19 March - 9 May 2009

Jez Butterworth made his debut with Mojo at the Royal Court in 1995 to great acclaim, and his fourth play, Parlour Game is now playing at the Almeida. Butterworth admits that Pinter has been a 'gi-normous' influence on him, and Parlour Game is enormously Pinteresque, both in substance and style. There is something vieux jeux in its Pinter content, but paradoxically this is often mitigated, almost redeemed, by the suggestiveness of its characters' speech, which, as in Pinter, weaves a telling veil over the depths of emptiness and suffering in their lives. The know-it-all braggadachio of Ned, a demolition worker (Toby Jones), is meant to conceal how horribly threatened his masculinity is, and it finally collapses like the buildings he demolishes. Cliches and catchphrases in the conversations between him and his nextdoor neighbour, Dale (Andrew Lincoln), darn over the deceit, suspicion and lack of friendship between them. Asking Dale for a lemon for her gin and tonic, Ned's disaffected wife Joy (Amanda Drew) simultaneously masks and flaunts her avid appetite for sex.
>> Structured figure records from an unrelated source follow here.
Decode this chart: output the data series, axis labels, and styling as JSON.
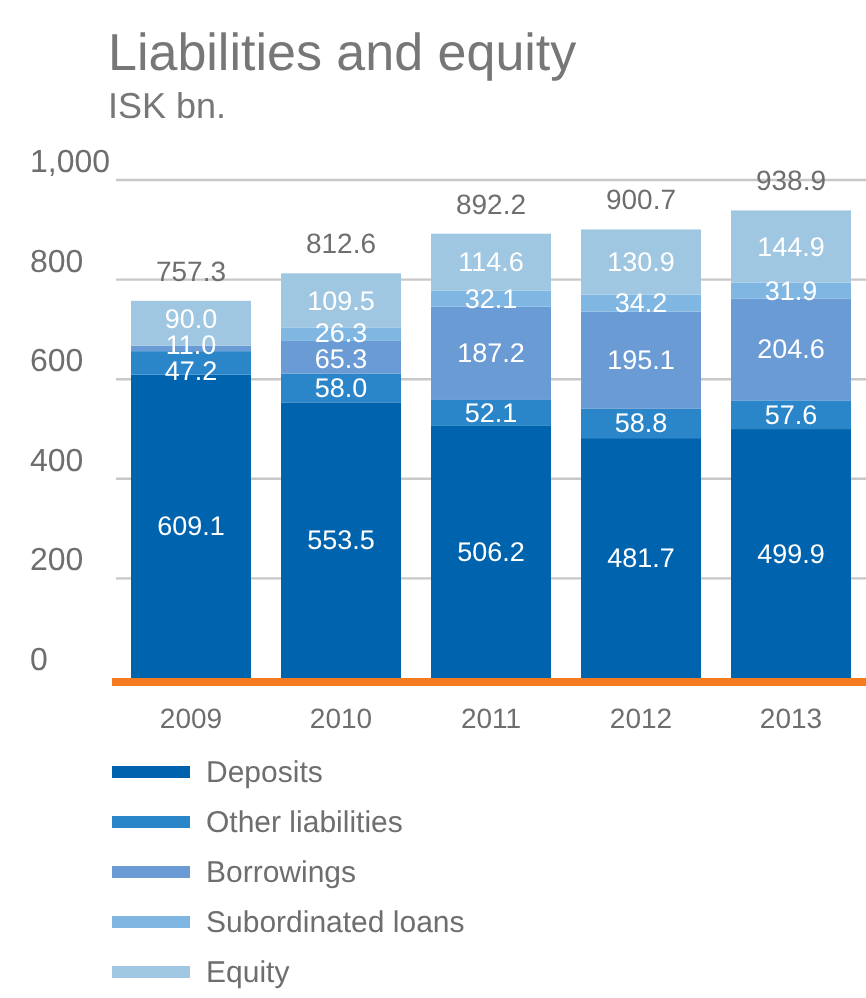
{
  "chart_data": {
    "type": "bar",
    "title": "Liabilities and equity",
    "subtitle": "ISK bn.",
    "categories": [
      "2009",
      "2010",
      "2011",
      "2012",
      "2013"
    ],
    "stacked": true,
    "series": [
      {
        "name": "Deposits",
        "color": "#0063ae",
        "values": [
          609.1,
          553.5,
          506.2,
          481.7,
          499.9
        ],
        "value_labels": [
          "609.1",
          "553.5",
          "506.2",
          "481.7",
          "499.9"
        ]
      },
      {
        "name": "Other liabilities",
        "color": "#2a86c9",
        "values": [
          47.2,
          58.0,
          52.1,
          58.8,
          57.6
        ],
        "value_labels": [
          "47.2",
          "58.0",
          "52.1",
          "58.8",
          "57.6"
        ]
      },
      {
        "name": "Borrowings",
        "color": "#6a9bd4",
        "values": [
          11.0,
          65.3,
          187.2,
          195.1,
          204.6
        ],
        "value_labels": [
          "11.0",
          "65.3",
          "187.2",
          "195.1",
          "204.6"
        ]
      },
      {
        "name": "Subordinated loans",
        "color": "#80b7e2",
        "values": [
          null,
          26.3,
          32.1,
          34.2,
          31.9
        ],
        "value_labels": [
          null,
          "26.3",
          "32.1",
          "34.2",
          "31.9"
        ]
      },
      {
        "name": "Equity",
        "color": "#9fc7e1",
        "values": [
          90.0,
          109.5,
          114.6,
          130.9,
          144.9
        ],
        "value_labels": [
          "90.0",
          "109.5",
          "114.6",
          "130.9",
          "144.9"
        ]
      }
    ],
    "ylim": [
      0,
      1000
    ],
    "yticks": [
      0,
      200,
      400,
      600,
      800,
      {
        "value": 1000,
        "label": "1,000"
      }
    ],
    "grid": "y",
    "legend": "bottom",
    "totals": [
      "757.3",
      "812.6",
      "892.2",
      "900.7",
      "938.9"
    ]
  }
}
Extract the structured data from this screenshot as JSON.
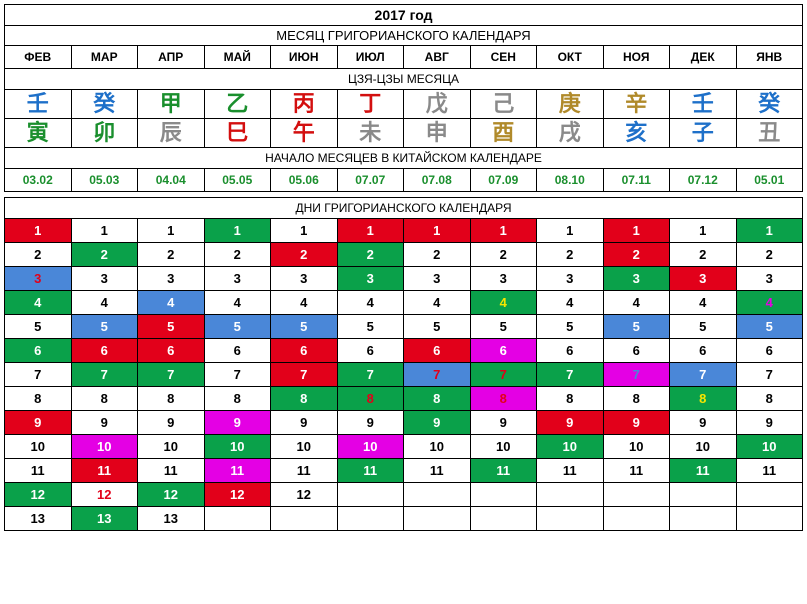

       To Ned's horror, objects keep disappearing from the house (not just little things like cufflinks, but golfclubs, a tandem bicycle, a birdbath he bought his wife on their honeymoon), but the trouble is that, unlike Pinter's, Butterworth's symbols remain obstinately salient as symbols. The disappearance motif is never literally or metaphorically integrated, and somehow protrudes like a detached bicycle spoke. Sometimes, too, the very accuracy with which the wallpapering respectability and sentimental toughness of lower middle and working-class speech patterns are respectively mimicked is almost too much of a caricature. Or bits meant to be funny were too obviously meant to be funny - Ned grunting and puffing as he executes his fitness regime, or enacting the cunnilingus exercises from an improve-your-sex-life tape, then rapidly modulating into an Eric Clapton rendition when his wife comes in. Sometimes (as with Dale and Ned performing exercises as they talk), there is too much evidence of 'business' intended to palliate longeurs of speech that nonetheless remain boring. Contrast Pinter, who integrates either metaphor or 'business' or both, in a sinisterly dramatic way, as in the Birthday Party's game of blind man's buff.
       Ultimately what was it all in aid of? Nothing much. Somehow Pinter's menacing meek men and covert vamp women manage to say something if not metaphysical, at least about the human condition. Here Ned and Dale and Joy were only saying something about their own particular situation. And the ending was unsatisfactory. Is it ingenuous and simplistic to want to know what literally happened, and to be unsatisfied at being fobbed off with what was probably metaphor, but may not have been, and at any rate seemed hopelessly ambiguous and inconclusive?
       The play was enhanced by wonderful set, lighting and sound effects slanted shadows of trees tossing and shivering across the front of the suburban house, rain bursting down in the dark as Ned uneasily looks from his lighted room. And the acting was impeccable, particularly Andrew Lincoln as Dale, who managed exactly the right inauthenticity as he told us he'd die for his (as yet unmentioned) kids, or expressed empty enthusiasm at Ned's honeymoon saga. I was baffled, though, by the casting of Amanda Drew, who, though excellent, would have been better in another (possibly Pinter) play, which in fact she seemed to have walked in out of. Among her men folk, she was incongruously educated, subtle and upper middle-class. What Ned brilliantly evoked of their honeymoon and early marriage was, even allowing for distortion by his own love and vanity, irredeemably at odds with the sort of people each appeared to be. Drew's Joy could never in a million years have bought him a tie with air-balloons on it. This was a small, maybe deliberate, inconsistency in the polished, skillful production of a skillful but dissatisfying play.